План был разработан во всех деталях. Все привычки и повадки купца были учтены. Порядки Волжско-Камского банка давно известны. Оставалось одно: изготовить копию портфеля, с каким канатчик ходит за деньгами. И вот тут-то план мошенника едва не уперся в тупик: оказалось, что ежели денег к получению предстоит немного, купец попросту набивает деньги в карманы, ежели же сумма велика, то кладет их в дедовский кошель, сшитый из прочной, чуть ли не подошвенной, кожи и по виду смахивающий на переметную сумочку Ильи Муромца. Об эту-то сумочку и споткнулись было намерения Грабовского. Где взять ее копию? А копия должна быть точной, иначе подмена будет сразу обнаружена.

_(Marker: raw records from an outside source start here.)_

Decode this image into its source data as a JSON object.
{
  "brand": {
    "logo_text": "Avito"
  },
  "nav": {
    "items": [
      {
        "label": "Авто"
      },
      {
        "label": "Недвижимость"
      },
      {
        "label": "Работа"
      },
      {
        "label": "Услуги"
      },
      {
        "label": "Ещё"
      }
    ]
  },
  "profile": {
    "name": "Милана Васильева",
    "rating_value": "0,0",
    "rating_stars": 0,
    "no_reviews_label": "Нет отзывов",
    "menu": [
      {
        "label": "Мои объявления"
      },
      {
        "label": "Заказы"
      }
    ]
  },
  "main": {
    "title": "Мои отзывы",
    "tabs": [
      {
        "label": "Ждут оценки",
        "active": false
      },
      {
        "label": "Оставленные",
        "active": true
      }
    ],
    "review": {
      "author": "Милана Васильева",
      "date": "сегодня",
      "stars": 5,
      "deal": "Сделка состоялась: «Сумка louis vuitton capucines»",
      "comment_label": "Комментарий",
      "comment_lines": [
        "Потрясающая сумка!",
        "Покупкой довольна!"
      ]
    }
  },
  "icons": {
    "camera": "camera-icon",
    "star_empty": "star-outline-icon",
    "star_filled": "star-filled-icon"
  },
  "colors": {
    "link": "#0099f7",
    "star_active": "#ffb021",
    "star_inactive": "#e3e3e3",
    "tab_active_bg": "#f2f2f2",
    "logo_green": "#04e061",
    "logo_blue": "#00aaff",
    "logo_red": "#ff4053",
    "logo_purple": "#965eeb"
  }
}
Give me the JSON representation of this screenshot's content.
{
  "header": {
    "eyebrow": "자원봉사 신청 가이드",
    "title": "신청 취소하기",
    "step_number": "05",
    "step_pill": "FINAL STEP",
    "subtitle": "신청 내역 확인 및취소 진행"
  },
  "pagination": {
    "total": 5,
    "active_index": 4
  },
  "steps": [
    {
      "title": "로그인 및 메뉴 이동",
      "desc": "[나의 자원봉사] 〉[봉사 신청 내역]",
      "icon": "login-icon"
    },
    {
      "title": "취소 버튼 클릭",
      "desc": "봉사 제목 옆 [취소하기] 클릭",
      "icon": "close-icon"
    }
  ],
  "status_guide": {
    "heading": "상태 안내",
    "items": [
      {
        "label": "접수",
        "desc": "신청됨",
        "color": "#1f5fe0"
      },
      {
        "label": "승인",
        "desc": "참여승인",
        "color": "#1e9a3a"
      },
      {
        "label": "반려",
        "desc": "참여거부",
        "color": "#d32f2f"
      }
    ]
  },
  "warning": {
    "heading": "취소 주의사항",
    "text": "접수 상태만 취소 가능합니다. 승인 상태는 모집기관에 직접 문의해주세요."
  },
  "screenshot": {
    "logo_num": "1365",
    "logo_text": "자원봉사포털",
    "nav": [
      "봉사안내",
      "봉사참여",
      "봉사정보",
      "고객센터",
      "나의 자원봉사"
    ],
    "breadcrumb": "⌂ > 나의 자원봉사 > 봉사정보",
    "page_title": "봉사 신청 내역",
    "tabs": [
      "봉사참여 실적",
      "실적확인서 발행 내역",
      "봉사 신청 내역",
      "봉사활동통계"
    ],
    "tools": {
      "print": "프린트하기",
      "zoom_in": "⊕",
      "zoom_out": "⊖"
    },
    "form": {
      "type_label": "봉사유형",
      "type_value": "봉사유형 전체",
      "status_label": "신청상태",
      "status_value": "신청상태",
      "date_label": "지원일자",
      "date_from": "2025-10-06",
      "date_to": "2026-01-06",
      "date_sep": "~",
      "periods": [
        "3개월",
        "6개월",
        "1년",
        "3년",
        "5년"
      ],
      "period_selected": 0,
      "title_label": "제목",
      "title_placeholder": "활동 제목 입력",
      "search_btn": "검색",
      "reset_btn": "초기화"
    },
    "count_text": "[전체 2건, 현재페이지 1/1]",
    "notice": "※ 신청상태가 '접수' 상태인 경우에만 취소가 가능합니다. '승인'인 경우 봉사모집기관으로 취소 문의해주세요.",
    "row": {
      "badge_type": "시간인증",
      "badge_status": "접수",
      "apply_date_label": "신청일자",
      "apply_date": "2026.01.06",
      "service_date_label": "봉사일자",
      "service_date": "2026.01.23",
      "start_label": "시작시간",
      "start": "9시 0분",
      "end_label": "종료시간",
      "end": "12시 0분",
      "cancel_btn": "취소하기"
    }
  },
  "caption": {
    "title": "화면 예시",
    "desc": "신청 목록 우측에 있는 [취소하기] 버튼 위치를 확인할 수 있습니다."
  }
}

С таким казусом Грабовский столкнулся впервые. До сих пор ему доводилось иметь дело с покупными портфелями. Сколь бы они ни были разнообразны – всегда удавалось найти копию. В крайнем случае требовалось только подогнать цвет.
Так что же – отказаться от плана? Нет, на это Грабовский не пойдет. Слишком много времени было убито на канатчика. Слишком много денег просажено с ним на бегах и проедено на блины с балыками.
Начинать новую разведку – за новой жертвой – не было времени. Грабовский уже сидел без гроша. И он решился: пан или пропал! Либо окончательно провалит дело, либо добудет копию сумки. Хотя бы на одну ночь, хоть на несколько часов, но висевшая на гвозде в лабазе канатчика сумка должна оказаться в руках отставного корнета.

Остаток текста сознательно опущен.